Bondy and Simonovits Proof for Small Graphs

Question

In their paper, Cycles of Even Length in Graphs (http://renyi.hu/~miki/BondySimEven.pdf), Bondy and Simonovits prove that if a graph $G^n$ has $n$ vertices and at least $100kn^{1+1/k}$ edges then $G^n$ contains a cycle $C^{2l}$ of length $2l$ for every integer $l \in [k, kn^{1/k}]$.

Does this proof let us say anything about small (about 100 vertices) graphs? Since an undirected graph can only have at most $\frac{n(n-1)}{2}$ vertices, the lower bound on the number edges of set by Bondy and Simonovits can never be reached for these small graphs. Is there an equivalent formulation that is relevant for this size of graph?

Answer 1

That particular theorem is a "for all large enough $n$..." type result so I don't think it says much for small $n$. I'm not sure what would count as an equivalent formulation but it is interesting to ask why it has the form it does and what can be said about "if there are enough edges then their are cycles of a range of sizes."

With less than $n$ edges there need not be any cycles. For a connected graph with $n$ edges there is one cycle but it could be any size. With $n+1$ edges there are two cycles at least and a cycle using no more than about half the vertices (two bigger cycles would share vertices and create a smaller cycle.)

A complete bipartite graph has about $\frac{n^2}4$ edges but no odd cycles which is why the focus is on even length cycles.

Consider a graph with $n=2k+1$ made of $k$ triangles with a common vertex. There are no even length cycles and $\frac32 n -\frac12$ edges.

With at least $\frac32n$ edges (i.e. average degree at least $3$) There must be a sub-graph which is a theta graph, three internally disjoint paths sharing endpoints, and hence some even length cycle.

A hexagonal grid rolled up into a torus is regular of degree $3$ with cycles of lengths $6,10,12$ but not $4$ or $8.$ However this is not that optimal.

For any $d$ and $c$ there are graphs with minimal cycle length $c$ and all vertices of degree $d$. The number of vertices, $n$ grows quickly though. So what can be said for $n \approx 100?$

There is a result I've seen several place, such as here that there are graphs with $\frac{n}4(1+\sqrt{4n-3})$ edges must have $4$ cycles. That is average degree about $10.4$ when $n=100.$ I'm not sure how sharp that is.

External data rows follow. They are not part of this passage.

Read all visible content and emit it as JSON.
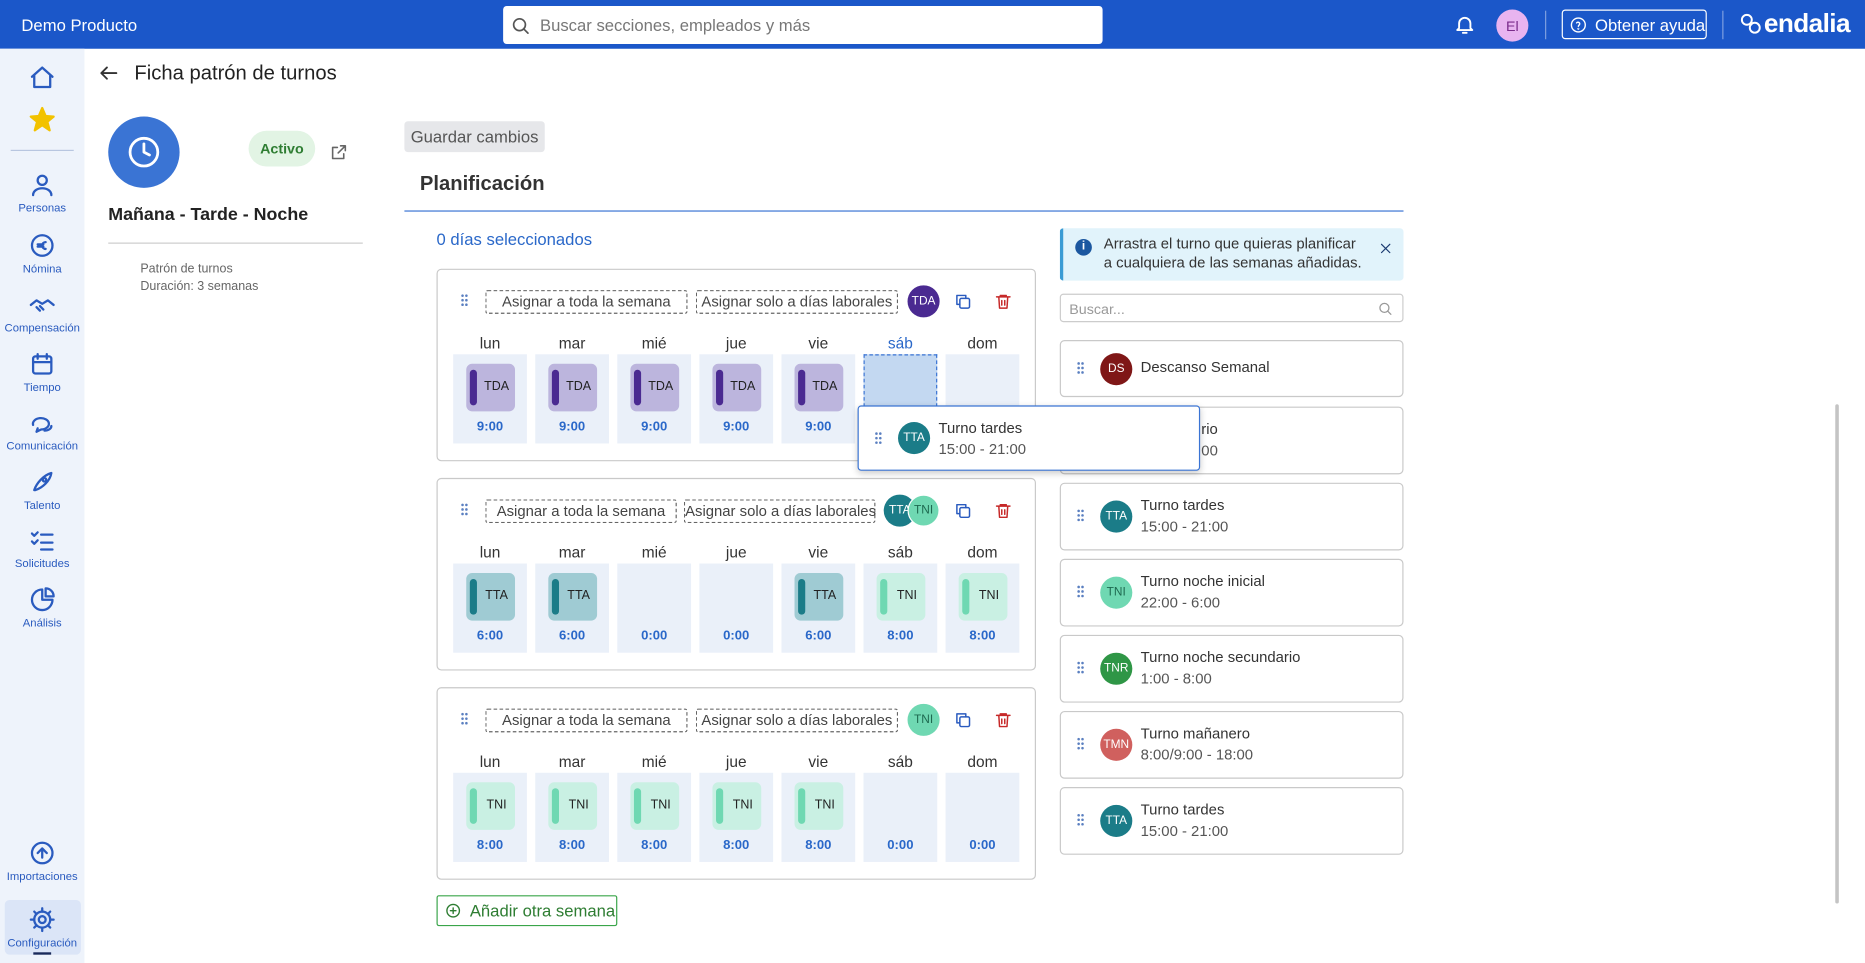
{
  "header": {
    "brand": "Demo Producto",
    "search_placeholder": "Buscar secciones, empleados y más",
    "avatar": "El",
    "help": "Obtener ayuda",
    "logo": "endalia"
  },
  "sidebar": {
    "top": [
      "Personas",
      "Nómina",
      "Compensación",
      "Tiempo",
      "Comunicación",
      "Talento",
      "Solicitudes",
      "Análisis"
    ],
    "bottom": [
      "Importaciones",
      "Configuración"
    ]
  },
  "page": {
    "title": "Ficha patrón de turnos",
    "status": "Activo",
    "name": "Mañana - Tarde - Noche",
    "meta": [
      "Patrón de turnos",
      "Duración: 3 semanas"
    ],
    "save": "Guardar cambios"
  },
  "planning": {
    "title": "Planificación",
    "selected": "0 días seleccionados",
    "add_week": "Añadir otra semana",
    "weeks": [
      {
        "assign_all": "Asignar a toda la semana",
        "assign_work": "Asignar solo a días laborales",
        "badges": [
          "TDA"
        ],
        "days": [
          {
            "day": "lun",
            "code": "TDA",
            "hours": "9:00"
          },
          {
            "day": "mar",
            "code": "TDA",
            "hours": "9:00"
          },
          {
            "day": "mié",
            "code": "TDA",
            "hours": "9:00"
          },
          {
            "day": "jue",
            "code": "TDA",
            "hours": "9:00"
          },
          {
            "day": "vie",
            "code": "TDA",
            "hours": "9:00"
          },
          {
            "day": "sáb"
          },
          {
            "day": "dom"
          }
        ]
      },
      {
        "assign_all": "Asignar a toda la semana",
        "assign_work": "Asignar solo a días laborales",
        "badges": [
          "TTA",
          "TNI"
        ],
        "days": [
          {
            "day": "lun",
            "code": "TTA",
            "hours": "6:00"
          },
          {
            "day": "mar",
            "code": "TTA",
            "hours": "6:00"
          },
          {
            "day": "mié",
            "hours": "0:00"
          },
          {
            "day": "jue",
            "hours": "0:00"
          },
          {
            "day": "vie",
            "code": "TTA",
            "hours": "6:00"
          },
          {
            "day": "sáb",
            "code": "TNI",
            "hours": "8:00"
          },
          {
            "day": "dom",
            "code": "TNI",
            "hours": "8:00"
          }
        ]
      },
      {
        "assign_all": "Asignar a toda la semana",
        "assign_work": "Asignar solo a días laborales",
        "badges": [
          "TNI"
        ],
        "days": [
          {
            "day": "lun",
            "code": "TNI",
            "hours": "8:00"
          },
          {
            "day": "mar",
            "code": "TNI",
            "hours": "8:00"
          },
          {
            "day": "mié",
            "code": "TNI",
            "hours": "8:00"
          },
          {
            "day": "jue",
            "code": "TNI",
            "hours": "8:00"
          },
          {
            "day": "vie",
            "code": "TNI",
            "hours": "8:00"
          },
          {
            "day": "sáb",
            "hours": "0:00"
          },
          {
            "day": "dom",
            "hours": "0:00"
          }
        ]
      }
    ]
  },
  "shifts": {
    "info": "Arrastra el turno que quieras planificar a cualquiera de las semanas añadidas.",
    "search_placeholder": "Buscar...",
    "items": [
      {
        "code": "DS",
        "name": "Descanso Semanal"
      },
      {
        "name": "rio",
        "time": "00"
      },
      {
        "code": "TTA",
        "name": "Turno tardes",
        "time": "15:00 - 21:00"
      },
      {
        "code": "TNI",
        "name": "Turno noche inicial",
        "time": "22:00 - 6:00"
      },
      {
        "code": "TNR",
        "name": "Turno noche secundario",
        "time": "1:00 - 8:00"
      },
      {
        "code": "TMN",
        "name": "Turno mañanero",
        "time": "8:00/9:00 - 18:00"
      },
      {
        "code": "TTA",
        "name": "Turno tardes",
        "time": "15:00 - 21:00"
      }
    ]
  },
  "drag": {
    "code": "TTA",
    "name": "Turno tardes",
    "time": "15:00 - 21:00"
  }
}
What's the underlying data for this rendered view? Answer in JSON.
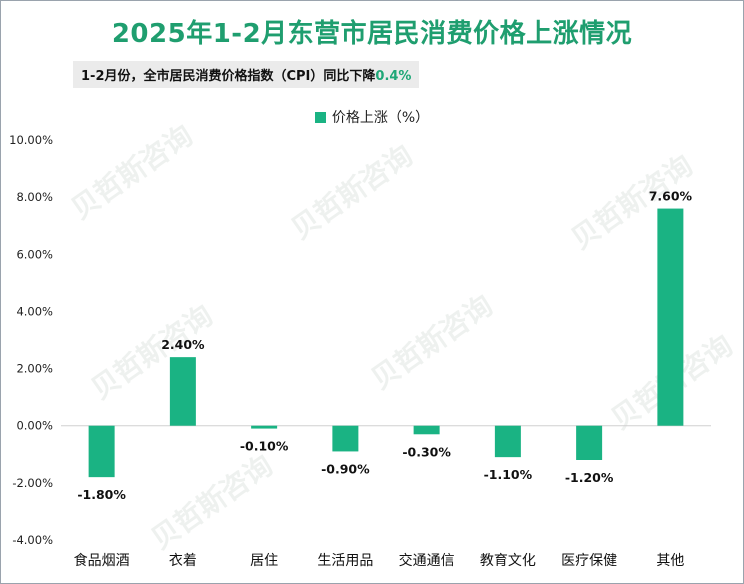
{
  "title": "2025年1-2月东营市居民消费价格上涨情况",
  "subtitle": {
    "prefix": "1-2月份，全市居民消费价格指数（CPI）同比下降",
    "highlight": "0.4%"
  },
  "watermark": "贝哲斯咨询",
  "colors": {
    "bar": "#1ab383",
    "title": "#1f9e6f",
    "highlight": "#1fa777"
  },
  "chart_data": {
    "type": "bar",
    "categories": [
      "食品烟酒",
      "衣着",
      "居住",
      "生活用品",
      "交通通信",
      "教育文化",
      "医疗保健",
      "其他"
    ],
    "series": [
      {
        "name": "价格上涨（%）",
        "values": [
          -1.8,
          2.4,
          -0.1,
          -0.9,
          -0.3,
          -1.1,
          -1.2,
          7.6
        ],
        "labels": [
          "-1.80%",
          "2.40%",
          "-0.10%",
          "-0.90%",
          "-0.30%",
          "-1.10%",
          "-1.20%",
          "7.60%"
        ]
      }
    ],
    "ylim": [
      -4,
      10
    ],
    "yticks": [
      -4,
      -2,
      0,
      2,
      4,
      6,
      8,
      10
    ],
    "ytick_labels": [
      "-4.00%",
      "-2.00%",
      "0.00%",
      "2.00%",
      "4.00%",
      "6.00%",
      "8.00%",
      "10.00%"
    ],
    "grid": false,
    "legend_position": "top-center"
  }
}
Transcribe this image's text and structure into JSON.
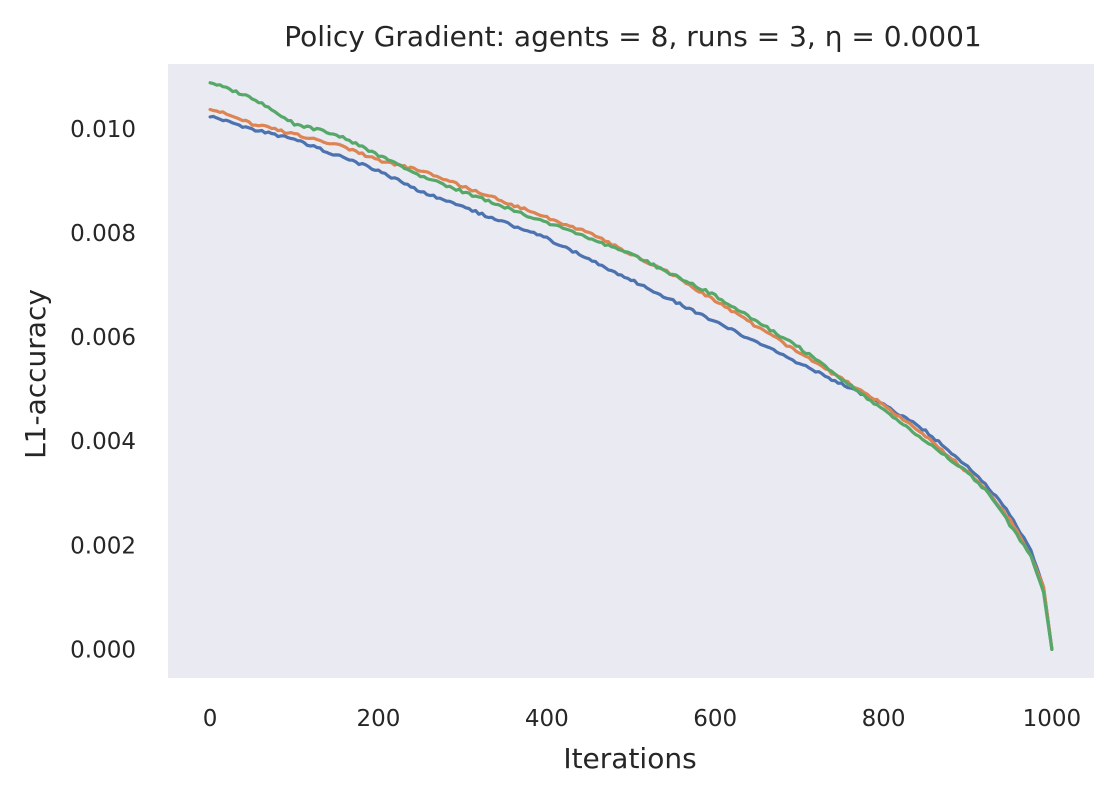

There is a graph on $50$ vertices regular of degree $7$ with no $4$-cycles. One can put two of those together sharing a vertex to get $n=99$ and average degree just over $7.$

A projective plane of order $7$ has $57$ points and the same number of lines. This gives a graph with $n=114$, regular of degree $8$ and minimum cycle length $6.$ The corresponding affine plane gives a subgraph with $n=105$ and average degree $7 \frac{7}{15}$.